L’espace est un organisme vivant qui porte les stigmates des actions passées. Il est aussi, au long du spectacle, touché par une certaine forme de beauté. Dont le lait, omniprésent, et qui donne le titre à cette pièce, serait une représentation poétique.


Effectivement, la catastrophe ne transforme pas seulement les corps mais aussi l’espace. Ici l’espace est une sorte de matérialisation du temps. Il rappelle que les conséquences du désastre ont de longues répercussions sur nos vies.
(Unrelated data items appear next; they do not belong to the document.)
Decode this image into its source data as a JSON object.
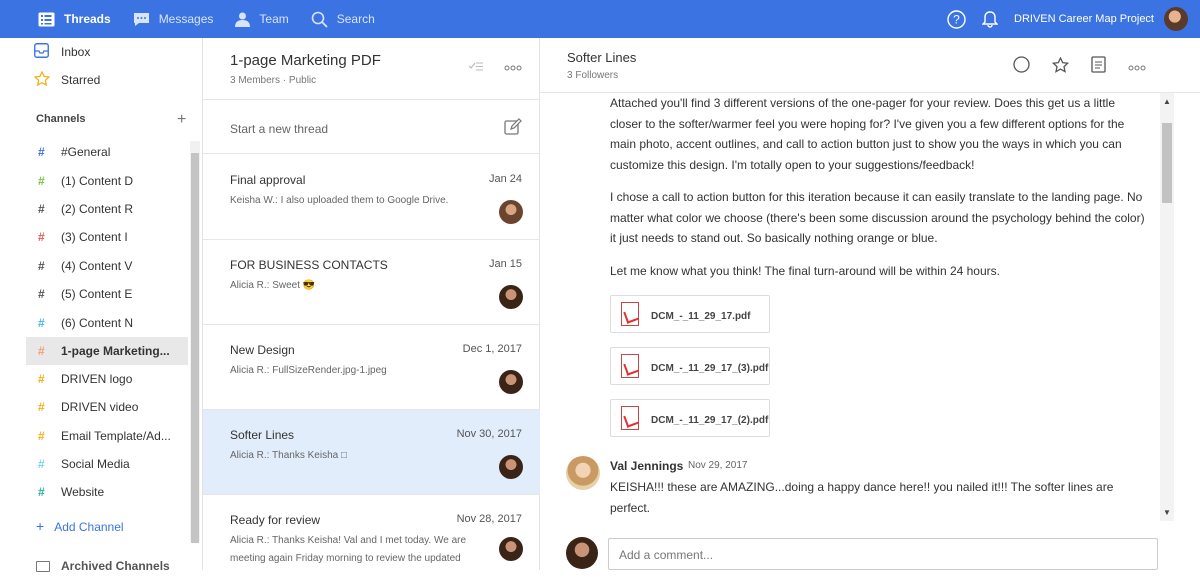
{
  "topbar": {
    "nav": [
      {
        "label": "Threads",
        "icon": "threads-icon"
      },
      {
        "label": "Messages",
        "icon": "messages-icon"
      },
      {
        "label": "Team",
        "icon": "team-icon"
      },
      {
        "label": "Search",
        "icon": "search-icon"
      }
    ],
    "project": "DRIVEN Career Map Project",
    "accent": "#3c73e2"
  },
  "sidebar": {
    "inbox": "Inbox",
    "starred": "Starred",
    "channels_heading": "Channels",
    "channels": [
      {
        "name": "#General",
        "color": "#3c73e2"
      },
      {
        "name": "(1) Content D",
        "color": "#7cc43c"
      },
      {
        "name": "(2) Content R",
        "color": "#555555"
      },
      {
        "name": "(3) Content I",
        "color": "#e05a5a"
      },
      {
        "name": "(4) Content V",
        "color": "#555555"
      },
      {
        "name": "(5) Content E",
        "color": "#555555"
      },
      {
        "name": "(6) Content N",
        "color": "#45b7e8"
      },
      {
        "name": "1-page Marketing...",
        "color": "#f0a070"
      },
      {
        "name": "DRIVEN logo",
        "color": "#f1b21b"
      },
      {
        "name": "DRIVEN video",
        "color": "#f1b21b"
      },
      {
        "name": "Email Template/Ad...",
        "color": "#f1b21b"
      },
      {
        "name": "Social Media",
        "color": "#7fd0ea"
      },
      {
        "name": "Website",
        "color": "#2bb3a0"
      }
    ],
    "add_channel": "Add Channel",
    "archived": "Archived Channels"
  },
  "threads": {
    "title": "1-page Marketing PDF",
    "subtitle": "3 Members · Public",
    "new_thread_placeholder": "Start a new thread",
    "items": [
      {
        "title": "Final approval",
        "date": "Jan 24",
        "preview": "Keisha W.: I also uploaded them to Google Drive."
      },
      {
        "title": "FOR BUSINESS CONTACTS",
        "date": "Jan 15",
        "preview": "Alicia R.: Sweet 😎"
      },
      {
        "title": "New Design",
        "date": "Dec 1, 2017",
        "preview": "Alicia R.: FullSizeRender.jpg-1.jpeg"
      },
      {
        "title": "Softer Lines",
        "date": "Nov 30, 2017",
        "preview": "Alicia R.: Thanks Keisha □"
      },
      {
        "title": "Ready for review",
        "date": "Nov 28, 2017",
        "preview": "Alicia R.: Thanks Keisha! Val and I met today. We are meeting again Friday morning to review the updated"
      }
    ]
  },
  "detail": {
    "title": "Softer Lines",
    "followers": "3 Followers",
    "paragraphs": [
      "Attached you'll find 3 different versions of the one-pager for your review. Does this get us a little closer to the softer/warmer feel you were hoping for? I've given you a few different options for the main photo, accent outlines, and call to action button just to show you the ways in which you can customize this design. I'm totally open to your suggestions/feedback!",
      "I chose a call to action button for this iteration because it can easily translate to the landing page. No matter what color we choose (there's been some discussion around the psychology behind the color) it just needs to stand out. So basically nothing orange or blue.",
      "Let me know what you think! The final turn-around will be within 24 hours."
    ],
    "files": [
      "DCM_-_11_29_17.pdf",
      "DCM_-_11_29_17_(3).pdf",
      "DCM_-_11_29_17_(2).pdf"
    ],
    "comment": {
      "author": "Val Jennings",
      "date": "Nov 29, 2017",
      "text": "KEISHA!!! these are AMAZING...doing a happy dance here!! you nailed it!!! The softer lines are perfect."
    },
    "composer_placeholder": "Add a comment..."
  }
}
Elles agissent sur le présent, modifient nos perceptions, nos consciences, comme elles modifient et agissent sur le monde physique qui nous entoure. Paradoxalement, cela me permet de parler de la beauté du monde à travers la façon dont les femmes transforment cette scène en paysage merveilleux pour échapper à cette mort, mieux en domestiquer les effets, apprivoiser la violence. Et pour échapper à la violence des situations qu’elles traversent, elles ont besoin de créer de la beauté. Cette pièce parle de nos besoins vitaux. Des femmes pleurent du lait, par exemple. Le lait, pour une mère, est un signe de vie. Ici, il est un signe de mort. Les femmes pleurent le lait que des enfants auraient dû boire. C’est une idée qui est arrivée très vite, dès le début du travail. Ces métaphores aiguës ont toujours à voir avec l’énergie de ces femmes qui essaient de combler leurs besoins. Ce faisant, elles transforment ce besoin en une sorte de moteur de l’action théâtrale. L’univers visuel de la pièce est construit autour d’une opposition entre le noir du sol qui absorbe les couleurs, les sons, les mouvements, et le blanc du lait qui jaillit.